Of course, if the tornado is going to take the trailer, it doesn't really matter where you are. The porch is just a convenient spot (also, if the tin roof starts rolling up, it's a signal to run). DAMHIK.
--Tennessee Budd
In both Leavenworth and Fort Riley we had serious basemements. Fort Sill, nadda. My sister and I told me dad we'd climb in the dishwasher to be safe. Huntsville was the only place that I actually saw the funnel clouds drop out of the clouds and rain. My dad and I were sailing my laser on the inland waterway at Fort Myer Florida when 3 waterspouts came ashore. We had that boat planing all the way back to the centerboard. It was awesome!

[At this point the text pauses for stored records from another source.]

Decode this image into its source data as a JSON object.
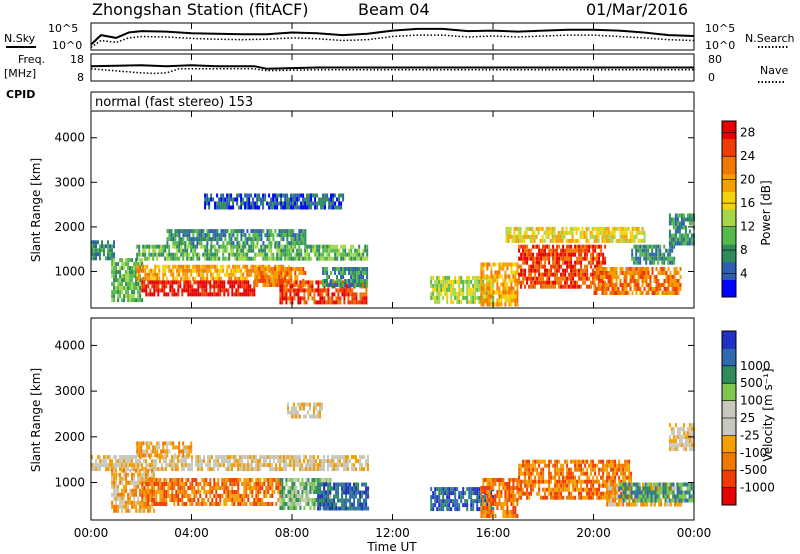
{
  "header": {
    "station": "Zhongshan Station (fitACF)",
    "beam": "Beam 04",
    "date": "01/Mar/2016"
  },
  "left_labels": {
    "nsky": "N.Sky",
    "freq_top": "Freq.",
    "freq_unit": "[MHz]",
    "cpid": "CPID"
  },
  "right_labels": {
    "nsearch": "N.Search",
    "nave": "Nave"
  },
  "cpid_text": "normal (fast stereo) 153",
  "colors": {
    "power": [
      "#0000ff",
      "#2f5fb0",
      "#2f8a5c",
      "#55b84a",
      "#a6d64a",
      "#f5d20a",
      "#f5a000",
      "#f07800",
      "#f03c00",
      "#e60000"
    ],
    "velocity": [
      "#e60000",
      "#f03c00",
      "#f07800",
      "#f5a000",
      "#c8c8be",
      "#c8c8be",
      "#7ec850",
      "#2f8a5c",
      "#2f6ab0",
      "#2030c0"
    ]
  },
  "chart_data": [
    {
      "type": "line",
      "name": "noise",
      "xlim": [
        0,
        24
      ],
      "ylim_left_ticks": [
        "10^5",
        "10^0"
      ],
      "ylim_right_ticks": [
        "10^5",
        "10^0"
      ],
      "series": [
        {
          "name": "N.Sky",
          "style": "solid",
          "x": [
            0,
            0.4,
            1,
            1.5,
            2,
            3,
            4,
            5,
            6,
            7,
            8,
            9,
            10,
            11,
            12,
            13,
            14,
            15,
            16,
            17,
            18,
            19,
            20,
            21,
            22,
            23,
            24
          ],
          "y": [
            0.8,
            0.45,
            0.55,
            0.35,
            0.3,
            0.32,
            0.38,
            0.4,
            0.42,
            0.42,
            0.35,
            0.38,
            0.45,
            0.4,
            0.28,
            0.22,
            0.22,
            0.3,
            0.28,
            0.32,
            0.28,
            0.25,
            0.25,
            0.28,
            0.35,
            0.45,
            0.48
          ]
        },
        {
          "name": "N.Search",
          "style": "dotted",
          "x": [
            0,
            0.4,
            1,
            1.5,
            2,
            3,
            4,
            5,
            6,
            7,
            8,
            9,
            10,
            11,
            12,
            13,
            14,
            15,
            16,
            17,
            18,
            19,
            20,
            21,
            22,
            23,
            24
          ],
          "y": [
            0.9,
            0.65,
            0.72,
            0.55,
            0.5,
            0.52,
            0.57,
            0.6,
            0.62,
            0.6,
            0.55,
            0.58,
            0.65,
            0.62,
            0.5,
            0.45,
            0.45,
            0.52,
            0.48,
            0.52,
            0.48,
            0.45,
            0.45,
            0.5,
            0.55,
            0.62,
            0.65
          ]
        }
      ]
    },
    {
      "type": "line",
      "name": "frequency",
      "xlim": [
        0,
        24
      ],
      "left_ticks": [
        "18",
        "8"
      ],
      "right_ticks": [
        "80",
        "0"
      ],
      "series": [
        {
          "name": "Freq.",
          "style": "solid",
          "x": [
            0,
            2,
            3,
            4,
            5,
            6,
            6.5,
            7,
            9,
            12,
            16,
            20,
            24
          ],
          "y": [
            0.45,
            0.42,
            0.45,
            0.42,
            0.45,
            0.45,
            0.45,
            0.55,
            0.5,
            0.5,
            0.5,
            0.5,
            0.5
          ]
        },
        {
          "name": "Nave",
          "style": "dotted",
          "x": [
            0,
            2,
            2.5,
            3,
            3.5,
            4,
            6,
            6.5,
            7,
            9,
            12,
            16,
            20,
            24
          ],
          "y": [
            0.55,
            0.7,
            0.72,
            0.7,
            0.55,
            0.55,
            0.55,
            0.55,
            0.62,
            0.58,
            0.58,
            0.58,
            0.58,
            0.58
          ]
        }
      ]
    },
    {
      "type": "heatmap",
      "name": "power",
      "xlabel": "",
      "ylabel": "Slant Range [km]",
      "yticks": [
        1000,
        2000,
        3000,
        4000
      ],
      "ylim": [
        180,
        4600
      ],
      "xlim": [
        0,
        24
      ],
      "colorbar_label": "Power [dB]",
      "colorbar_ticks": [
        4,
        8,
        12,
        16,
        20,
        24,
        28
      ],
      "colorbar_range": [
        0,
        30
      ],
      "regions": [
        {
          "t0": 0.0,
          "t1": 0.9,
          "r0": 1300,
          "r1": 1700,
          "level": 2
        },
        {
          "t0": 0.8,
          "t1": 2.0,
          "r0": 400,
          "r1": 1300,
          "level": 3
        },
        {
          "t0": 1.8,
          "t1": 11.0,
          "r0": 1300,
          "r1": 1600,
          "level": 3
        },
        {
          "t0": 1.8,
          "t1": 8.0,
          "r0": 850,
          "r1": 1150,
          "level": 6
        },
        {
          "t0": 2.0,
          "t1": 6.5,
          "r0": 450,
          "r1": 800,
          "level": 9
        },
        {
          "t0": 3.0,
          "t1": 8.5,
          "r0": 1650,
          "r1": 1950,
          "level": 2
        },
        {
          "t0": 6.5,
          "t1": 8.5,
          "r0": 700,
          "r1": 1100,
          "level": 7
        },
        {
          "t0": 7.5,
          "t1": 11.0,
          "r0": 300,
          "r1": 800,
          "level": 8
        },
        {
          "t0": 9.2,
          "t1": 11.0,
          "r0": 700,
          "r1": 1100,
          "level": 2
        },
        {
          "t0": 4.5,
          "t1": 10.0,
          "r0": 2450,
          "r1": 2750,
          "level": 1
        },
        {
          "t0": 13.5,
          "t1": 16.0,
          "r0": 300,
          "r1": 900,
          "level": 4
        },
        {
          "t0": 15.5,
          "t1": 17.0,
          "r0": 300,
          "r1": 1200,
          "level": 6
        },
        {
          "t0": 17.0,
          "t1": 20.5,
          "r0": 700,
          "r1": 1600,
          "level": 8
        },
        {
          "t0": 20.0,
          "t1": 23.5,
          "r0": 500,
          "r1": 1100,
          "level": 7
        },
        {
          "t0": 21.5,
          "t1": 23.2,
          "r0": 1200,
          "r1": 1600,
          "level": 2
        },
        {
          "t0": 23.0,
          "t1": 24.0,
          "r0": 1600,
          "r1": 2300,
          "level": 2
        },
        {
          "t0": 16.5,
          "t1": 22.0,
          "r0": 1700,
          "r1": 2000,
          "level": 5
        }
      ]
    },
    {
      "type": "heatmap",
      "name": "velocity",
      "xlabel": "Time UT",
      "ylabel": "Slant Range [km]",
      "yticks": [
        1000,
        2000,
        3000,
        4000
      ],
      "ylim": [
        180,
        4600
      ],
      "xlim": [
        0,
        24
      ],
      "xticks": [
        "00:00",
        "04:00",
        "08:00",
        "12:00",
        "16:00",
        "20:00",
        "00:00"
      ],
      "colorbar_label": "Velocity [m s⁻¹]",
      "colorbar_ticks": [
        "-1000",
        "-500",
        "-100",
        "-25",
        "25",
        "100",
        "500",
        "1000"
      ],
      "regions": [
        {
          "t0": 0.0,
          "t1": 11.0,
          "r0": 1300,
          "r1": 1600,
          "level": 4
        },
        {
          "t0": 0.8,
          "t1": 2.5,
          "r0": 400,
          "r1": 1300,
          "level": 3
        },
        {
          "t0": 2.0,
          "t1": 7.5,
          "r0": 500,
          "r1": 1100,
          "level": 2
        },
        {
          "t0": 1.8,
          "t1": 4.0,
          "r0": 1600,
          "r1": 1900,
          "level": 3
        },
        {
          "t0": 7.5,
          "t1": 9.5,
          "r0": 400,
          "r1": 1100,
          "level": 6
        },
        {
          "t0": 9.0,
          "t1": 11.0,
          "r0": 400,
          "r1": 1000,
          "level": 8
        },
        {
          "t0": 7.8,
          "t1": 9.2,
          "r0": 2450,
          "r1": 2750,
          "level": 4
        },
        {
          "t0": 13.5,
          "t1": 16.0,
          "r0": 400,
          "r1": 900,
          "level": 8
        },
        {
          "t0": 15.5,
          "t1": 17.0,
          "r0": 300,
          "r1": 1100,
          "level": 2
        },
        {
          "t0": 17.0,
          "t1": 21.5,
          "r0": 700,
          "r1": 1500,
          "level": 2
        },
        {
          "t0": 20.5,
          "t1": 23.5,
          "r0": 500,
          "r1": 1000,
          "level": 3
        },
        {
          "t0": 23.0,
          "t1": 24.0,
          "r0": 1700,
          "r1": 2300,
          "level": 4
        },
        {
          "t0": 21.0,
          "t1": 24.0,
          "r0": 600,
          "r1": 1000,
          "level": 7
        }
      ]
    }
  ]
}
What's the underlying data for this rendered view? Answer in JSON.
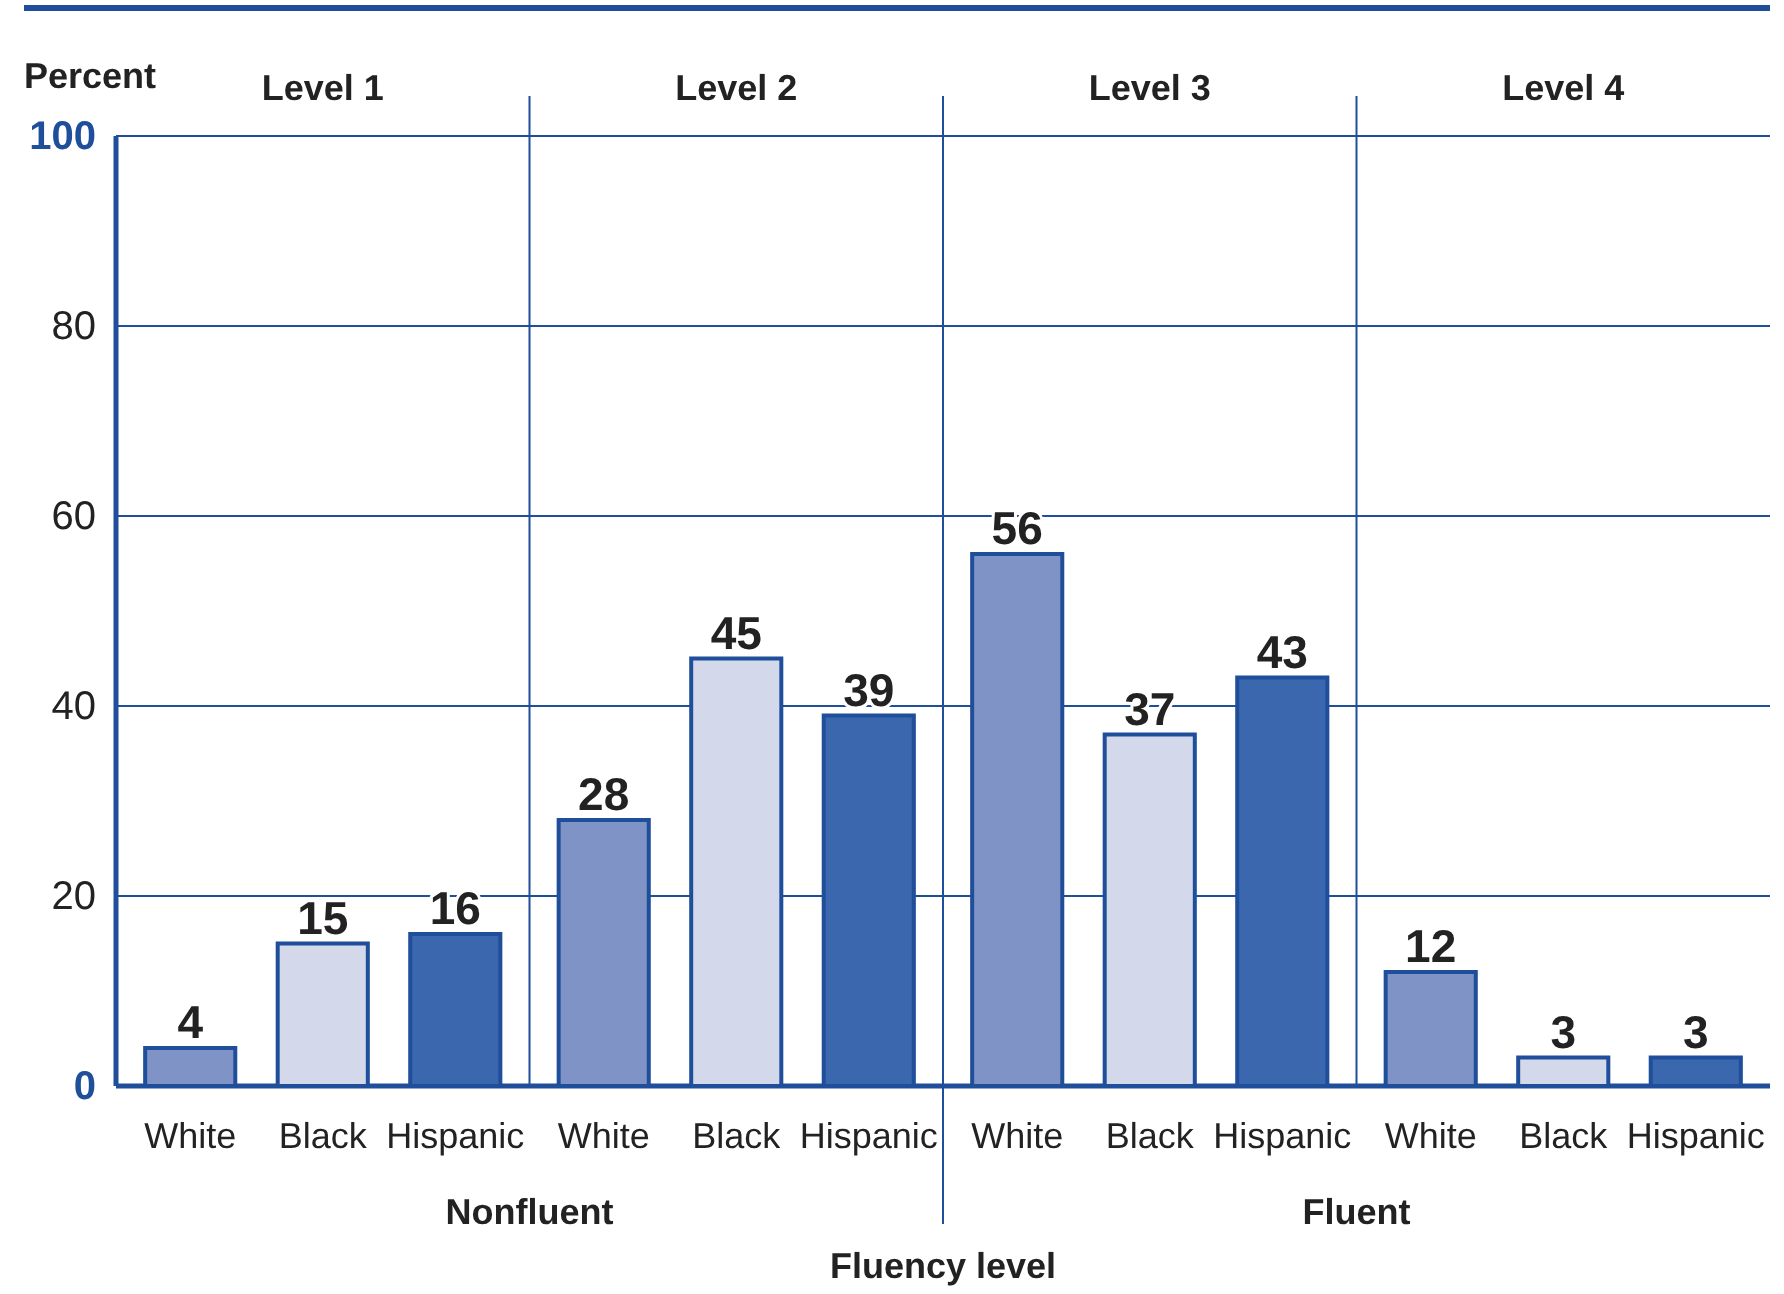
{
  "chart_data": {
    "type": "bar",
    "ylabel": "Percent",
    "xlabel": "Fluency level",
    "categories": [
      "White",
      "Black",
      "Hispanic",
      "White",
      "Black",
      "Hispanic",
      "White",
      "Black",
      "Hispanic",
      "White",
      "Black",
      "Hispanic"
    ],
    "values": [
      4,
      15,
      16,
      28,
      45,
      39,
      56,
      37,
      43,
      12,
      3,
      3
    ],
    "colors": [
      "#7f93c6",
      "#d3d8ea",
      "#3b67ae",
      "#7f93c6",
      "#d3d8ea",
      "#3b67ae",
      "#7f93c6",
      "#d3d8ea",
      "#3b67ae",
      "#7f93c6",
      "#d3d8ea",
      "#3b67ae"
    ],
    "ylim": [
      0,
      100
    ],
    "yticks": [
      0,
      20,
      40,
      60,
      80,
      100
    ],
    "grid": "y",
    "data_labels": true,
    "annotations": [
      "Level 1",
      "Level 2",
      "Level 3",
      "Level 4",
      "Nonfluent",
      "Fluent"
    ]
  }
}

Here in metroparkcentralis Shaker Heights version it appears that the founders really had a hate on for porches. There's only 2 in the whole neighborhood. It's funny. I saw an elderly gentlemen sitting on his porch about 5 houses down from mine and so I went up and chatted with him. Retired Army, Vetenarian, son of army vetenarian. We spent about 4 hours one evening just chatting on his porch. His wife finally came out to chase me off. He was a good guy. She turned out to be nice too.
My sister woke us up a few months ago to report that most of a tree had fallen off one of ours and was now laying in our yard and on the neighbors roof. She thought we ought to know. I felt bad sort of when I woke the neighbors to tell them our tree fell on their house.
I'm always amazed when people I see walking hear a real calamity noise and just freeze. They don't even look up to see what's falling on them.